Motivasi di balik menyewa joki Strava ternyata cukup kompleks. Beberapa pelaku mengaku merasa tertekan oleh ekspektasi sosial di media digital, terutama di kalangan komunitas sepeda dan lari. Ada juga yang hanya ingin terlihat "aktif dan fit" saat reuni atau agar terlihat menarik di mata pasangan.
“Capek sih sebenarnya, tapi teman-teman semua posting olahraga tiap hari, masa aku enggak? Jadi aku bayar aja orang buat sepedahan, terus minta fotoin juga,” aku seorang pengguna anonim di forum Reddit Indonesia.
Pandangan dari Psikolog
Psikolog klinis, Dr. Rika Maulani, menyebut fenomena ini sebagai bentuk “digital self-esteem gap,” di mana individu merasa perlu membentuk citra yang ideal di dunia maya meskipun bertolak belakang dengan realitas.
“Ini mencerminkan betapa kuatnya tekanan sosial di era digital. Validasi dari likes dan komentar bisa menjadi candu, dan beberapa orang akhirnya rela mengeluarkan uang untuk mendapatkannya,” jelasnya.
Komunitas Strava Angkat Suara
Beberapa komunitas pengguna Strava mengecam keras fenomena ini, menyebutnya mencederai semangat kebugaran dan kejujuran.

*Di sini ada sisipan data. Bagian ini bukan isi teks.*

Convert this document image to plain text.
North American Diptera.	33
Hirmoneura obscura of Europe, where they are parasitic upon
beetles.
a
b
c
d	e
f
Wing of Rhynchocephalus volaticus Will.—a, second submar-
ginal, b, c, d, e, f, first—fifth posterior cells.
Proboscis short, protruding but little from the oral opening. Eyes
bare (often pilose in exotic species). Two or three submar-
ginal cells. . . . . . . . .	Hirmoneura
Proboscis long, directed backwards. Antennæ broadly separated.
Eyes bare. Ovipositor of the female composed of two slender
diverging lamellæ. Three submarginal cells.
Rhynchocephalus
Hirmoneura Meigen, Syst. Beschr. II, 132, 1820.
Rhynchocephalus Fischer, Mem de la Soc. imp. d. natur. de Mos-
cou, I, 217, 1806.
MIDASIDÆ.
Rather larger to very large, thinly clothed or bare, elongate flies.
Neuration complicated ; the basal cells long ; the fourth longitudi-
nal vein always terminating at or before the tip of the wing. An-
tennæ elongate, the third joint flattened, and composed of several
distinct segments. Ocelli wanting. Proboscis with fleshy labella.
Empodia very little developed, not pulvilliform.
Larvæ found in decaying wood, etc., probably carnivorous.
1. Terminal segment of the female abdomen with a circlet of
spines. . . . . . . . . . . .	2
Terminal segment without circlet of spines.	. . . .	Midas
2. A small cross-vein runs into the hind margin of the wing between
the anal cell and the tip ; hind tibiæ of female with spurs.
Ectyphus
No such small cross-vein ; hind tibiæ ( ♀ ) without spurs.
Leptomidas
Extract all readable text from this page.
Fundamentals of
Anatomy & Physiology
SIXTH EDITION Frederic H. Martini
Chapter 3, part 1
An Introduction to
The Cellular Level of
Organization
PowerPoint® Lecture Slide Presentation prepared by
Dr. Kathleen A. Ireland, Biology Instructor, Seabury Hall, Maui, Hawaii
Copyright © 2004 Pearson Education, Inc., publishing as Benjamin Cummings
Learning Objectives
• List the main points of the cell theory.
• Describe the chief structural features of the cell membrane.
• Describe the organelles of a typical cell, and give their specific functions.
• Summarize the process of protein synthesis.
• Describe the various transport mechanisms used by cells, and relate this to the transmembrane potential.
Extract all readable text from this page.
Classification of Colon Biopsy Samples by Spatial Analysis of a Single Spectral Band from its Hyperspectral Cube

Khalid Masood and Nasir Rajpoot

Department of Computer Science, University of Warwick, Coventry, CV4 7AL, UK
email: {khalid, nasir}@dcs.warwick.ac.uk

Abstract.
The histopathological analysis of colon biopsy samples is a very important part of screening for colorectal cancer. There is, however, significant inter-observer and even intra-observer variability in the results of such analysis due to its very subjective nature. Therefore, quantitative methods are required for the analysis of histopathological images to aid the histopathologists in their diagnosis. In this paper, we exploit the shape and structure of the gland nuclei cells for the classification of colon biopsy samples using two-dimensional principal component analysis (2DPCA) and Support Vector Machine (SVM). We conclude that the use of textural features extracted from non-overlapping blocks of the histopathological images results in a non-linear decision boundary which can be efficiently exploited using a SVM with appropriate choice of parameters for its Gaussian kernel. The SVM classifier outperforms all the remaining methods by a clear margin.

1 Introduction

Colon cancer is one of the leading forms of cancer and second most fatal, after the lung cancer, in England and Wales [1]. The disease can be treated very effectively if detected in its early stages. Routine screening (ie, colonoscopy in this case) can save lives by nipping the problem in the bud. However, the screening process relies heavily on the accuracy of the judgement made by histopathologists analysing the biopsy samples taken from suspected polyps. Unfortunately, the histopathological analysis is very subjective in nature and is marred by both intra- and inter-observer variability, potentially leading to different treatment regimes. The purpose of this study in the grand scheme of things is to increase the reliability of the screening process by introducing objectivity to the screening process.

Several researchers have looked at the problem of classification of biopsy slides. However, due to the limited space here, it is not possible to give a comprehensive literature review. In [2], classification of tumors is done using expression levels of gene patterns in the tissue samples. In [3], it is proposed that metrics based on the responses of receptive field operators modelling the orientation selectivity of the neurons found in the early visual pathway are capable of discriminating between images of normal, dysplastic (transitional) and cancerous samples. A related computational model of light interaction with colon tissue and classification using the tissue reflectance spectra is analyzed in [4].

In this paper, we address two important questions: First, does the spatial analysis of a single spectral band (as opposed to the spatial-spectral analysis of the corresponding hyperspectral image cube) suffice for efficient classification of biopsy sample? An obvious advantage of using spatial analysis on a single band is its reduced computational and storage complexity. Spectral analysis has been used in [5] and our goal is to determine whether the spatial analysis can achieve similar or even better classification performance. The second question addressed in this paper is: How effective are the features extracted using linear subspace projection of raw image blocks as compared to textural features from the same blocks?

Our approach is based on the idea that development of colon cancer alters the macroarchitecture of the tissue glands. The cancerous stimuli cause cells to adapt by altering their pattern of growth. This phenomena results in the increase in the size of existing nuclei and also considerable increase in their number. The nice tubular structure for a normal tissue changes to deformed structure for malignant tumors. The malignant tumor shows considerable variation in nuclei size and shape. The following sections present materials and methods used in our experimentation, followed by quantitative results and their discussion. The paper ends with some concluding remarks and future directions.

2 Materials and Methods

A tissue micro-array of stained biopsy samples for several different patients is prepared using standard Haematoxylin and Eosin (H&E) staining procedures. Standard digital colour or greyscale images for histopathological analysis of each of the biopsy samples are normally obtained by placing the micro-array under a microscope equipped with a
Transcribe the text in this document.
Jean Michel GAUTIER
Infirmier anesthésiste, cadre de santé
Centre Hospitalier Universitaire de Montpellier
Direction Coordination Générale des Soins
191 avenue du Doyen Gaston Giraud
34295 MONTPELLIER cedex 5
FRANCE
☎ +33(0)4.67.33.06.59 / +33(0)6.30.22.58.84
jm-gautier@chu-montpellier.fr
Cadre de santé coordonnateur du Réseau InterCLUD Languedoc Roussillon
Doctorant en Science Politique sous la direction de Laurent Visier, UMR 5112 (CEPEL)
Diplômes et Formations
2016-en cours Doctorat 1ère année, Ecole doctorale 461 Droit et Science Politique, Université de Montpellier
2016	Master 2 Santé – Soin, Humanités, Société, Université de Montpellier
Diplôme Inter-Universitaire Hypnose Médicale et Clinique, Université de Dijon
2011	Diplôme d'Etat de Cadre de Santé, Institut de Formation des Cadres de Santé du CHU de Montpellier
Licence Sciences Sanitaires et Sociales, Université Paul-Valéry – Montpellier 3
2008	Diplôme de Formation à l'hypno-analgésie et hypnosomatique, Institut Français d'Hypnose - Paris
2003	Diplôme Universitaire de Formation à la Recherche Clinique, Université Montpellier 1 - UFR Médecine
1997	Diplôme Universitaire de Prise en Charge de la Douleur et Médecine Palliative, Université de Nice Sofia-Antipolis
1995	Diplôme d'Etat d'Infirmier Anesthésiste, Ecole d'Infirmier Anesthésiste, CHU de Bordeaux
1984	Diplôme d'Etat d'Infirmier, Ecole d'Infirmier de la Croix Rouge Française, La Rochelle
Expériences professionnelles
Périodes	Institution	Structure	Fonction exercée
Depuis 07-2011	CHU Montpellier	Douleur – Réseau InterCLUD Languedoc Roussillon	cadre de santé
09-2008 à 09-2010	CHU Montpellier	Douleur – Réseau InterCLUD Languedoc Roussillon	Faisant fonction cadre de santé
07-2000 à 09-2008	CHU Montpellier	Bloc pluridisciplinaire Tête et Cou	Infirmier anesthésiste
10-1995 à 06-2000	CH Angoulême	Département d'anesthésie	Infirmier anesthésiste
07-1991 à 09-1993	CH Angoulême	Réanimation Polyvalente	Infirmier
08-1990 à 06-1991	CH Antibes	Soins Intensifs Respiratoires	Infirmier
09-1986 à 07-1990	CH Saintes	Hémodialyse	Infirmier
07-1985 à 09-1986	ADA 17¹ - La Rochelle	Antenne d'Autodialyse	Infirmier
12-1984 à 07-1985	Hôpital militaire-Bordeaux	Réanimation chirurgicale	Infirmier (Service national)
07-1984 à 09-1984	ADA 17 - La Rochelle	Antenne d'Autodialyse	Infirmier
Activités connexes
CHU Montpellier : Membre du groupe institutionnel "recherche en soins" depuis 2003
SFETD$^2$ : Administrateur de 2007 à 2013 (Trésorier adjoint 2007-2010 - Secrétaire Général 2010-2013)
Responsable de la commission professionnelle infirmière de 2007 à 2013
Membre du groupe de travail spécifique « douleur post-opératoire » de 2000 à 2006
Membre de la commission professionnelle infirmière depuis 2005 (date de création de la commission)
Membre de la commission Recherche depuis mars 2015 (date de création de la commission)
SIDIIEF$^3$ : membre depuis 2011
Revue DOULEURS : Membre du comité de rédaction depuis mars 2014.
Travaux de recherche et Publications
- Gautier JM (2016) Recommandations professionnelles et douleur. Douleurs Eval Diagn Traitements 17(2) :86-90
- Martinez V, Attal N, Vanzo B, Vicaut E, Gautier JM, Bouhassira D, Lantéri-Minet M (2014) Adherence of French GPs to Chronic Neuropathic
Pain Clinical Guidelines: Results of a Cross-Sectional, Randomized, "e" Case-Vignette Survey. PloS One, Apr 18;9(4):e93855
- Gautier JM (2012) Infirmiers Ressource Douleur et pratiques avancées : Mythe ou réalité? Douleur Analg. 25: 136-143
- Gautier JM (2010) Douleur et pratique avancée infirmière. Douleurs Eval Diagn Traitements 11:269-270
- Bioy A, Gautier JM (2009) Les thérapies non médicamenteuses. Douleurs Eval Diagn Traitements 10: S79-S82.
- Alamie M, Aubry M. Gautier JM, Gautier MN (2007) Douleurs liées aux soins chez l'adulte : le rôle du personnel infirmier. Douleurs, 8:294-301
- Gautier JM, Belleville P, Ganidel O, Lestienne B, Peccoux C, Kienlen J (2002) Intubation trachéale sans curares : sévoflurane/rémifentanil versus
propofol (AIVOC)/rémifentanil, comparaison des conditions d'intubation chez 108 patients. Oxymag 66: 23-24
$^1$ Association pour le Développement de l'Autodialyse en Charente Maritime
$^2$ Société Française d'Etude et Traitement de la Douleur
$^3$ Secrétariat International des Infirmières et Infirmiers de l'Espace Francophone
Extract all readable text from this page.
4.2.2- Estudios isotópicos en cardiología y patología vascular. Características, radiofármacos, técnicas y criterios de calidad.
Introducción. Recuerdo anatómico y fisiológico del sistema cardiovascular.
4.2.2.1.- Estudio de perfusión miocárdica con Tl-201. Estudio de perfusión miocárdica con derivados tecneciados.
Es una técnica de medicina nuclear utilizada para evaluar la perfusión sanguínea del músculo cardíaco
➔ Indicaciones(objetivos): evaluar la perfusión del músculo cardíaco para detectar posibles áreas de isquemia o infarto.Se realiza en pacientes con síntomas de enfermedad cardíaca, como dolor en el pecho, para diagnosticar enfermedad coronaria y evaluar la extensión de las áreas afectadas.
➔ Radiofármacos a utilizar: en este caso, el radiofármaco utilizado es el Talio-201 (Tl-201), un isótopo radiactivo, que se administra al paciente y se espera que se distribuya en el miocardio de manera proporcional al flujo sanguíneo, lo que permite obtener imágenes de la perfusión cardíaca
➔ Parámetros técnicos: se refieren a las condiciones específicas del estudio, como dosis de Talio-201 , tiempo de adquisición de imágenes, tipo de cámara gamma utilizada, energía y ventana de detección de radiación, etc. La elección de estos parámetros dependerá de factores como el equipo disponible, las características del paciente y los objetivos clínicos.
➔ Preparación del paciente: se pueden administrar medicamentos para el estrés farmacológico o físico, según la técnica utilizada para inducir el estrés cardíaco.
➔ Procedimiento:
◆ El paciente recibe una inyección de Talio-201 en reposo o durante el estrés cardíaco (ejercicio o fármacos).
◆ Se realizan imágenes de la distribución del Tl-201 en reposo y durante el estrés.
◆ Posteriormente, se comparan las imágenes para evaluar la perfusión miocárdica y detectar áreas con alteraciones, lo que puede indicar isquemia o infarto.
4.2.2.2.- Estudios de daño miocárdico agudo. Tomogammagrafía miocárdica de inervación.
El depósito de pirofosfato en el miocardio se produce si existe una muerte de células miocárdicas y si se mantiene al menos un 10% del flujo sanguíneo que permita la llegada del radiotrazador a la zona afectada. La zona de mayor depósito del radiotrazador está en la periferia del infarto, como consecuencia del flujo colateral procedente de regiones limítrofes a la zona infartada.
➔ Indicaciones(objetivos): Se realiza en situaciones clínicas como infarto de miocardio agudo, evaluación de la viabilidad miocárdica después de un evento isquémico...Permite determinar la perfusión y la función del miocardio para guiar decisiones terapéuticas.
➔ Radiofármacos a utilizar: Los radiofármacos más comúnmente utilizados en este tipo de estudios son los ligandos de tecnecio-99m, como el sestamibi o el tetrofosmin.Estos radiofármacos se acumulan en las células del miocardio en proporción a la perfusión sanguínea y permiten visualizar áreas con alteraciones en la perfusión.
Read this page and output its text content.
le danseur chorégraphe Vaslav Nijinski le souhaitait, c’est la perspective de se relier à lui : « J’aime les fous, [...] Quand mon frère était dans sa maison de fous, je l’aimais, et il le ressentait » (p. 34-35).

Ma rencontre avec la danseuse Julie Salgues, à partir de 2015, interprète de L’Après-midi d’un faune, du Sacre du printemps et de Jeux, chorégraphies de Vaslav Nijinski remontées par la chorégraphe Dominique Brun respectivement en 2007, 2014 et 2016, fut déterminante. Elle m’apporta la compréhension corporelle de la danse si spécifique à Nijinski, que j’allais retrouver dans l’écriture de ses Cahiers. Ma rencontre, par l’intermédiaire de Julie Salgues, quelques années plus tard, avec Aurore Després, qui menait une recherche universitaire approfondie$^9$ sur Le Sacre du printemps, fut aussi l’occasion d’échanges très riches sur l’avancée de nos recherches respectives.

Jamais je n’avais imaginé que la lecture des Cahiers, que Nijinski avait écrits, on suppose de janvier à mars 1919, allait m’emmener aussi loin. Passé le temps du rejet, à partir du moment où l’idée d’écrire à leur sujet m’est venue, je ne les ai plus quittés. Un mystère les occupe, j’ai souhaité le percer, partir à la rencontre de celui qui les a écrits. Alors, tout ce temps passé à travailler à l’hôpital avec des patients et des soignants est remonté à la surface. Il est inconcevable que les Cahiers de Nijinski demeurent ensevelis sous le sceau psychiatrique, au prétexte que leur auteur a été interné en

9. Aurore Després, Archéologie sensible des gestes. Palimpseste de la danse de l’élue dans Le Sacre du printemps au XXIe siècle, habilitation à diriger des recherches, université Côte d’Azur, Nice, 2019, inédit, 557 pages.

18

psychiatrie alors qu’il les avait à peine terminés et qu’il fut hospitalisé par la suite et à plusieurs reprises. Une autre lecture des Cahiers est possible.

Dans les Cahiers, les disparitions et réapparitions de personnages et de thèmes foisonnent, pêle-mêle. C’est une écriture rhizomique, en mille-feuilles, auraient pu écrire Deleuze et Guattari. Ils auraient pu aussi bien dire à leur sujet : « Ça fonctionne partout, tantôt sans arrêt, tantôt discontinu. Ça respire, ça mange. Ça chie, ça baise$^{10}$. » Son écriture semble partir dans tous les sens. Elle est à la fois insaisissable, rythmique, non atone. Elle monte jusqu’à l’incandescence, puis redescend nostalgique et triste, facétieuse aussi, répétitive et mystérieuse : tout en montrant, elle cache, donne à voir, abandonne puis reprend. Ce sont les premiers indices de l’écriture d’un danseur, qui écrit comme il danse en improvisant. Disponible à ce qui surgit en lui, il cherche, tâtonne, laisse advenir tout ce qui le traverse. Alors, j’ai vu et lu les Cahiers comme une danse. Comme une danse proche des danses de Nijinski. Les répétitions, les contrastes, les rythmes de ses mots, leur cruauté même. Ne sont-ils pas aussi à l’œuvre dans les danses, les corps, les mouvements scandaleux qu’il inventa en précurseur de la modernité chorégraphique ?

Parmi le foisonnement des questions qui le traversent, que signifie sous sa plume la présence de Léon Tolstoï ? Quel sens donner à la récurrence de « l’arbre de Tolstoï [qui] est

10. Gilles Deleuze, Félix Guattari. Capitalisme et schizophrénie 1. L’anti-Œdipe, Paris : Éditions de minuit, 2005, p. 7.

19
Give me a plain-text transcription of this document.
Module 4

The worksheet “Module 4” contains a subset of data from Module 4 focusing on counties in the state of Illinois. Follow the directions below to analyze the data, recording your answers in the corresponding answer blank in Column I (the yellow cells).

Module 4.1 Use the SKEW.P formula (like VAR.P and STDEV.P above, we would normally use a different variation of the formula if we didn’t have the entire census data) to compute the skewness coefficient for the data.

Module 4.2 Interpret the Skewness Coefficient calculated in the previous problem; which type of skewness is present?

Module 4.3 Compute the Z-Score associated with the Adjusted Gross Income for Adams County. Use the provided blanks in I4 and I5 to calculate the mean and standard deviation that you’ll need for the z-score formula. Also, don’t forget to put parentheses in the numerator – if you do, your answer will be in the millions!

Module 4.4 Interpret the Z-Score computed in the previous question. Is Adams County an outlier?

“Kami ingin komunitas ini jadi tempat saling mendukung dalam gaya hidup sehat, bukan ajang pencitraan palsu. Kalau kamu malu mengakui belum sempat olahraga, ya enggak usah pura-pura,” kata Dani, admin komunitas Strava East Java.
Kesimpulan :
Fenomena joki Strava menjadi cermin bagaimana media sosial dapat memengaruhi perilaku manusia, bahkan dalam hal yang seharusnya bersifat pribadi dan jujur seperti olahraga. Di tengah maraknya tren “kelihatan keren”, publik pun kini mulai bertanya: sampai kapan orang rela membayar demi validasi digital?